A Blast delivers a very foregrounded message about the most recent financial crisis in Greece. However, if you don’t really know too much about it, the film gets very confusing very quickly. The timelines in the narrative jump around without warning, from present to past, but there are so many different “pasts” that it is hard to pinpoint exactly where in the main character’s life we are. My assumption would be that these separate “pasts” are like memories in chronological order, but they are each introduced (or concluded? never quite clear) with a steamy, borderline pornographic sex scene between her and her husband. So if you are not ready to see two young lovers copulate as a sort of transitional piece, you are already going to feel uncomfortable. However, even if you are able to sit through the intense sexual endeavors, they distract you from their very purpose: an insight to Maria’s dreams for her and her husband. So while I can obviously tell that there are a lot of great allegories to be read about the financial crisis, it is very hard to keep up with the timelines through all of the sex.
Next is the French film Soldate Jeanette, and probably my favorite of the grouping. This film has a similar concern with finances; however, its message feels much more universal. It simply wants you to shift your understanding of money by making the concept of using money trivial. Fanni, the lead character, spends a lot of her time complaining about having to spend money, but then wastes money on leisurely things. Eventually, the film throws subtlety out the window and shows Fanni burning a large stack of currency. A provocative image, sure, but the film really sets provocations few and far between because of its pacing. I am normally a fan of long takes or lingering shots, but in this film they are a dime a dozen. Because they are so frequent, it is hard to find a solid purpose in their existence (if they have any purpose at all). Largely, they are frustrating. Which is unfortunate, as the film has such incredible strength behind the snail-like pace.
Concluding this set is So Bright is the View. I will be honest; it was very difficult for me to find any form of valuable message in this film. I know it’s there, but entertaining an audience is not something this film succeeds in. The film is comprised of long 8-12-minute static takes of characters remaining static while talking to each other. Some of the dialog is interesting, but film is a visual medium more than anything. The aforementioned snail-like pace of Soldate Jeanette pales in comparison to this film, which is a complex telling of a woman attempting to get a job in America. While the implications of a foreign girl finding work in a country that is predicated upon achieving dreams are many, the film’s way of exploring them is through an overbearing mentor-type character, who does not add any fun to the film.

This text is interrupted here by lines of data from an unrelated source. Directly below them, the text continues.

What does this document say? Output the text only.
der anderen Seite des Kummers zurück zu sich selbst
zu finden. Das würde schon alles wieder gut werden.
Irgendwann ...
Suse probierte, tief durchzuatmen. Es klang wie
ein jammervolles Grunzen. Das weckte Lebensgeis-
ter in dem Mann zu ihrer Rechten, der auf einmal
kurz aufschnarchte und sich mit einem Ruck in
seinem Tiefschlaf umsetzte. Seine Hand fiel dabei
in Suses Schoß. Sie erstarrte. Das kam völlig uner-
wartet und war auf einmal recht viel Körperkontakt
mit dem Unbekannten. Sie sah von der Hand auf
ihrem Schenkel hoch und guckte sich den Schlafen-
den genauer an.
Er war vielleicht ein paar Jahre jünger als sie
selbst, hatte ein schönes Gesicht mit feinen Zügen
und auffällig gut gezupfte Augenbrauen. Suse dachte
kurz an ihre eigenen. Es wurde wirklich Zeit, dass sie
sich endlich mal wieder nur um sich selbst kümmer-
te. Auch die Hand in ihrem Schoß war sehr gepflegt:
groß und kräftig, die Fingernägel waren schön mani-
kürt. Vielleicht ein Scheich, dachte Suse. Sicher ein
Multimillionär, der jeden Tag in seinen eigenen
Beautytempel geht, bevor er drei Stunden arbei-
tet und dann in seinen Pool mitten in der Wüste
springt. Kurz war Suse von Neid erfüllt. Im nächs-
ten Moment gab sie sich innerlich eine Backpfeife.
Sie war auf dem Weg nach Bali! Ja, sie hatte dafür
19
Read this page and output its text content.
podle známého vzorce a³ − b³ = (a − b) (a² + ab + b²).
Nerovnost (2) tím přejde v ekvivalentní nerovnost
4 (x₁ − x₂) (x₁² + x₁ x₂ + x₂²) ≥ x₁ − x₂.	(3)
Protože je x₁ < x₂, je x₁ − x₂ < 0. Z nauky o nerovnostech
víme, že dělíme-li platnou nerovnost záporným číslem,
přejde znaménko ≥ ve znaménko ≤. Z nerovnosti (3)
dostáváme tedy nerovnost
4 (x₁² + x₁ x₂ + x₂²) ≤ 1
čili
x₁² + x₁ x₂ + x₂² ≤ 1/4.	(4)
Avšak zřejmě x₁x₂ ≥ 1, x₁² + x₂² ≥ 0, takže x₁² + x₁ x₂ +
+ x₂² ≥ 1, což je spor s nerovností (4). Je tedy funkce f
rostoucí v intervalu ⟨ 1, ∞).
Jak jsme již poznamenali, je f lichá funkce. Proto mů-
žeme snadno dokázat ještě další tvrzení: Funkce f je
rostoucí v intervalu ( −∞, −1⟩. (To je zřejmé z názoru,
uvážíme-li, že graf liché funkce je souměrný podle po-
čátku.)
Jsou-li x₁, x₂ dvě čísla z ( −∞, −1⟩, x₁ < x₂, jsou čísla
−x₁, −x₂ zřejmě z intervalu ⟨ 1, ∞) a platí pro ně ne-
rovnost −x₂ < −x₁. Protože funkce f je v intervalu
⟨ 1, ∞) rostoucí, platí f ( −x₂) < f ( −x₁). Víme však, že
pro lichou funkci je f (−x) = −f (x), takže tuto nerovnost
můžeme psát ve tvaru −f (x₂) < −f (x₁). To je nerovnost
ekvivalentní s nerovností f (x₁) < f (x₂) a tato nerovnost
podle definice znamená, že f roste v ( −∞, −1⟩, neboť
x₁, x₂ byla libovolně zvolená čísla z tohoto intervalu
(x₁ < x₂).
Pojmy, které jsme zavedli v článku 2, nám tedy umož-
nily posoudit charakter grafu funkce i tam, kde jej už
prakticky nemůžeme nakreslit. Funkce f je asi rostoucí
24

I would argue that this set is worth picking up for Soldate Jeanette, but the other two films really bring out the qualities of Soldate Jeanette that I really don’t like (slow pace, unexciting cinematography, uncreative editing, etc.). I say this because I typically really enjoy foreign indie films, and I feel that the combination of the films really does it a disservice. I see the themes that tie them together as a strength, but the actual execution of each film really made me lose some patience.